The Minnesota Department of Revenue has forecast a revenue downturn of more than $700 million through June 2008, which prompted Lori Sturdevant to track down five former revenue commissioners for their thoughts on causes and consequences and for suggestions of what it would take to "balance" the budget ("If economy goes south, is Minnesota prepared?" Dec. 2). I have no argument with their comments, but each missed an opportunity to highlight the perennial fiction that the state budget is balanced when current revenues equal current spending. Baloney.
Any business or household that behaved this way would be bankrupt in short order. As a state, we are failing to maintain our asset base, are failing to invest sufficiently to ensure a competitive future and are drawing down assets to maintain cash flow for consumption. We're not only coasting; we're sliding downhill compared with the competition.
A business evaluates its performance at the end of its fiscal year using two financial statements: a profit-and-loss statement and a balance sheet. If it's been a good year (and if statements are honest), we will learn that annual operations have strengthened the balance sheet. Assets will have increased, while current and long-term liabilities will have diminished as a percentage of assets.
What about the state's balance sheet? Turns out, we don't have one. No explicit one, anyway. Yet we know deep in our northern prairie populist bones that the state's principal assets include:
•Human capital: Public health, education, training, values, knowledge and expertise of the Baby Boom generation, and so on.
•The built environment: Transportation, communications facilities, housing, factories, and facilities for work and recreation.
•Natural environments: Clean rivers and streams, fresh air, soil and ground water, forests and wildlife.
•Institutions: Universities, colleges, schools, religions, political parties, media, foundations, etc.
And we hope that as a new legislative season rolls around, our political leaders will craft capital and operating budgets aimed at building up state assets while reducing current and long-term liabilities. But like Charlie Brown trying to kick the football, we are usually disappointed.
A company that owns its plant and equipment includes a charge for depreciation on its annual profit-and-loss statement. Not doing so overstates profits and misstates the value of assets on its balance sheet.
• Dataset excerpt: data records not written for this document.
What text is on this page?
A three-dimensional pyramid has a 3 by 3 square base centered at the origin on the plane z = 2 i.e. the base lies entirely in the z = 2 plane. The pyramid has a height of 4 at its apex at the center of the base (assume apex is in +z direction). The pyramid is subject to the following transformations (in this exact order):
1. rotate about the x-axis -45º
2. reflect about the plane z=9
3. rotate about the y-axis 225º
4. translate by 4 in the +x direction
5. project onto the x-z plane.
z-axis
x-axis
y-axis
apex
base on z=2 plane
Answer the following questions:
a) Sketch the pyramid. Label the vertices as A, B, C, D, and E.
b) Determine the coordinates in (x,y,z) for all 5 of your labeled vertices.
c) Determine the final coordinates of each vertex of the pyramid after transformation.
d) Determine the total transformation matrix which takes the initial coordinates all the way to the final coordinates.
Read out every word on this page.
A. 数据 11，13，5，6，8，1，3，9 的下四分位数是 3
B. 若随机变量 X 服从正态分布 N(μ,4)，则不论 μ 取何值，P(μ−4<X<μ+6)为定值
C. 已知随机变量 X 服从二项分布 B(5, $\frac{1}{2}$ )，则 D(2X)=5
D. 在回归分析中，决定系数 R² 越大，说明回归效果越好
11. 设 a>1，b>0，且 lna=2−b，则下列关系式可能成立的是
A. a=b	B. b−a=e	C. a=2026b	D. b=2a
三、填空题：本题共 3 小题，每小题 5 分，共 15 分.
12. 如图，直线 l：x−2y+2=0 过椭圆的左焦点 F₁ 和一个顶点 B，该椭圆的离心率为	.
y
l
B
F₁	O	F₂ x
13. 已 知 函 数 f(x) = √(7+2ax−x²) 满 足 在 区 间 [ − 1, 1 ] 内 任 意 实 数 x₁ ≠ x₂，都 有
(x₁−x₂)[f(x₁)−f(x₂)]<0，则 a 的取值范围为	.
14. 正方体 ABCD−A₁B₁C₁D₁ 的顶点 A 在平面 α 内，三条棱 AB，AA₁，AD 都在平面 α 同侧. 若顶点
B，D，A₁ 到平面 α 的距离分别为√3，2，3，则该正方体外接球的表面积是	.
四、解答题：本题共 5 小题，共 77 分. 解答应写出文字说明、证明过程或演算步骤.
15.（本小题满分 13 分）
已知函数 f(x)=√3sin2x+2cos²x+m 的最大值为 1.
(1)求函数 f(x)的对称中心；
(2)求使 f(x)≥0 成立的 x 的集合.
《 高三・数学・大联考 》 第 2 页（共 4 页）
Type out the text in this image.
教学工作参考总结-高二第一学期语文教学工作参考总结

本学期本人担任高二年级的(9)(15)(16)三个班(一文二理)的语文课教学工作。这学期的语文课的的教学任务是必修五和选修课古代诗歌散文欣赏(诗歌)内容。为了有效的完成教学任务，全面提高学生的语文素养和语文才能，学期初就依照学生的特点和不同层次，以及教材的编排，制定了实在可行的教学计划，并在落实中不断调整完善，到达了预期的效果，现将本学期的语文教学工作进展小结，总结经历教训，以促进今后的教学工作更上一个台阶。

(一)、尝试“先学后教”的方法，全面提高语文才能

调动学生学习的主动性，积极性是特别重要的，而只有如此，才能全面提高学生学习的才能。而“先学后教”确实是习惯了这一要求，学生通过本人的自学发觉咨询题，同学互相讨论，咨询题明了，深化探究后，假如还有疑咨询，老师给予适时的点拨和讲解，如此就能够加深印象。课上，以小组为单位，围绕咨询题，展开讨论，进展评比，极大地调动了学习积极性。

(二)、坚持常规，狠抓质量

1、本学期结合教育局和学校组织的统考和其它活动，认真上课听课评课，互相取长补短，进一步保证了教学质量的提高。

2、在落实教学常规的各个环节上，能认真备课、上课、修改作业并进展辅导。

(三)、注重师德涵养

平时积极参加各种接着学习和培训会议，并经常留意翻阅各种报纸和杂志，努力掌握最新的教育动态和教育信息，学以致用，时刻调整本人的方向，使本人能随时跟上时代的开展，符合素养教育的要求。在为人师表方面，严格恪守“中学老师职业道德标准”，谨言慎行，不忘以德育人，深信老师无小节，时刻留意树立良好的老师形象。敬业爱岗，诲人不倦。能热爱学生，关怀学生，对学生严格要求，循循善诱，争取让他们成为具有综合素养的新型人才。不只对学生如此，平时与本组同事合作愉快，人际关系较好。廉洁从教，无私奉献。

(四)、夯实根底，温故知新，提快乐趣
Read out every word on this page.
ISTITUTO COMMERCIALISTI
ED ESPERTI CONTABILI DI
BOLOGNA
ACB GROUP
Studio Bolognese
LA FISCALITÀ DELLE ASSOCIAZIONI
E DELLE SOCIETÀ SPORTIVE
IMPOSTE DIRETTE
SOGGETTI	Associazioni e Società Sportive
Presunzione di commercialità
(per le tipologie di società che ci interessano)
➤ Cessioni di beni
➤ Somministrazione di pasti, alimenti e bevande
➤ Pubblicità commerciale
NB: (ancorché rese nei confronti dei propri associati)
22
But when it comes to state budgeting, we routinely leave crucial depreciation charges off the revenue and expenditure statement, even though those costs are real and enormously significant, affecting everything from kids' readiness for school to highways and bridges to shoreline management protecting our lakes to universities that can compete in the 21st-century world. Either we acknowledge that these costs are real or else we resort to fictitious accounting, drawing down state assets to sustain current cash flows and turning a blind eye to the damage wrought to our state's balance sheet.
At present, as we quibble about a 5-cent gas tax hike, we're drawing down assets across the board, all the while asserting that we're engaged in healthy economic activity as we hunt for a parking space at the Mall of America. But one way or another, newcomers and old-timers alike must pay for what they receive, even if much of the price is paid in the form of the slow destruction of what we have prized in Minnesota over the years.
In my opinion, our beloved state is in deeper economic trouble than our elected leaders either know or are willing to admit.
John S. Adams is professor of geography, codirector of the University Metropolitan Consortium and associate dean at the Humphrey Institute of Public Affairs at the University of Minnesota.